Review: In "As Sylvia," a Young Transwoman Looks to the Past and Her Future
Written by Summer Minerva
Directed by Cecil Baldwin
Presented at The Kraine Theater
85 E 4th St., Manhattan, NYC
June 18-July 3, 2022
|Summer Pilaf. Photo courtesy Emily Owens PR|
When the play, set in S's small, somewhat cluttered bedroom, opens, S is planning to meet a man from a dating app. While she laments that she has love without sex and sex without love, who, she asks, not for the only time, doesn't like to feel wanted? In preparation, S offers a prayer–notably including a request to the Goddess for safety–at an altar that includes photographs of Rivera, who acts sometimes as an inner voice and whose words, S says, help her to express things she otherwise couldn't. S, in fact, allows us to hear from Rivera in her own words–collected from interviews and speeches, including this one in 1973–by speaking intermittently, well, as Sylvia–heavy New York City accent included. (S idolizes but, importantly, does not idealize Rivera, acknowledging that Rivera, like anyone, trans or otherwise, had her own flaws.) One of the resonances that emerges between S's life and Rivera's is involvement (like, S observes, a disproportionate number of trans women) in forms of sex work–as S says, the body is one's only resource under capitalism, and as Penny writes, "women are alienated from their bodies in the same way that all workers are alienated from ownership of their labour," making any attempt to "reclaim" that body equivalent to a "sit-in or an occupation" (166)–S, indeed, recounts a literal sit-in staged by Rivera. S protests the reduction of trans women to their bodies and feels conflicted about allowing others to "use" her body, whether or not money is involved.
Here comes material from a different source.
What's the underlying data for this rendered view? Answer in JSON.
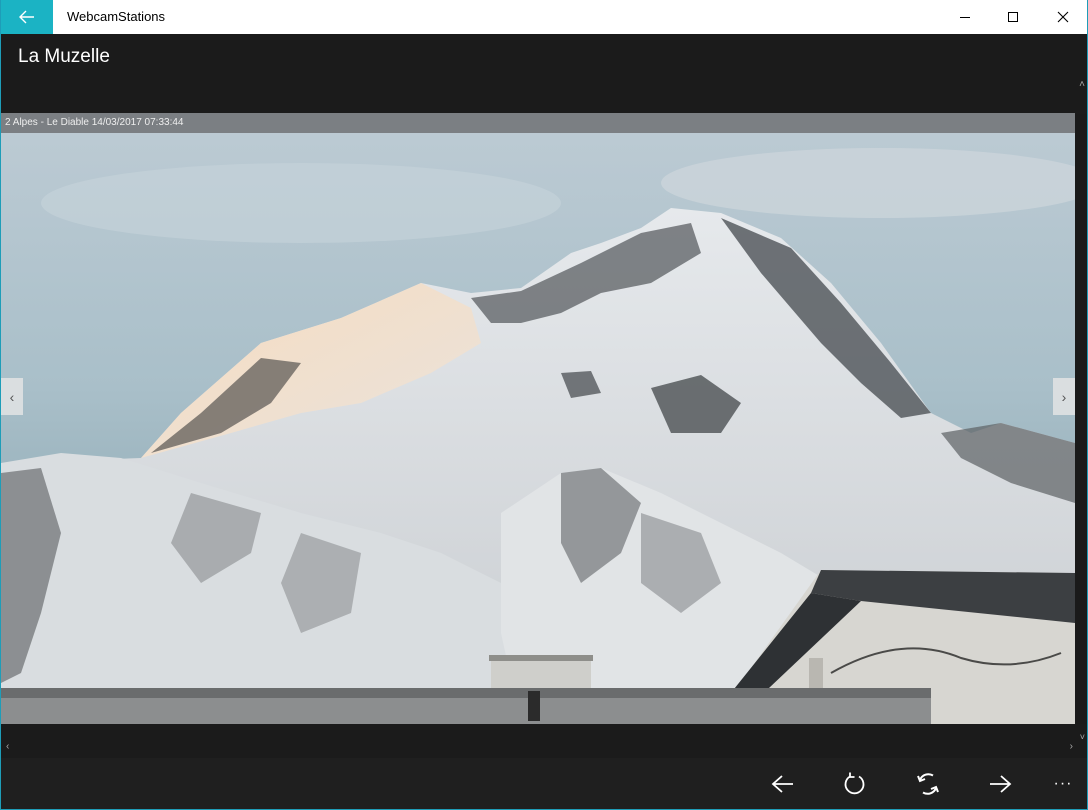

S also admits to romanticizing the solidarity of the queer community in a pre-gentrification Village, mirroring Rivera's own critiques of the movements to which she gave herself: S critiques the way that subversion has been monetized out of queer communities, while, as Sylvia, noting the lack of support that Rivera and other drag queens received from the gay liberation movement. Climatically, S recounts an experience that reminds both her and us that White heteropatriarchal cosmologies are not the only way to see and be in the world–but will this reminder prompt S to her own act of self-reclamation?
Minerva is an engaging, often funny presence, adeptly investing the audience in both S and "Mother Sylvia." The show does not shy from thorniness or critique, but it also celebrates community, speaking out, and self-worth. From As Sylvia's polyvocality emerges its own distinctive voice.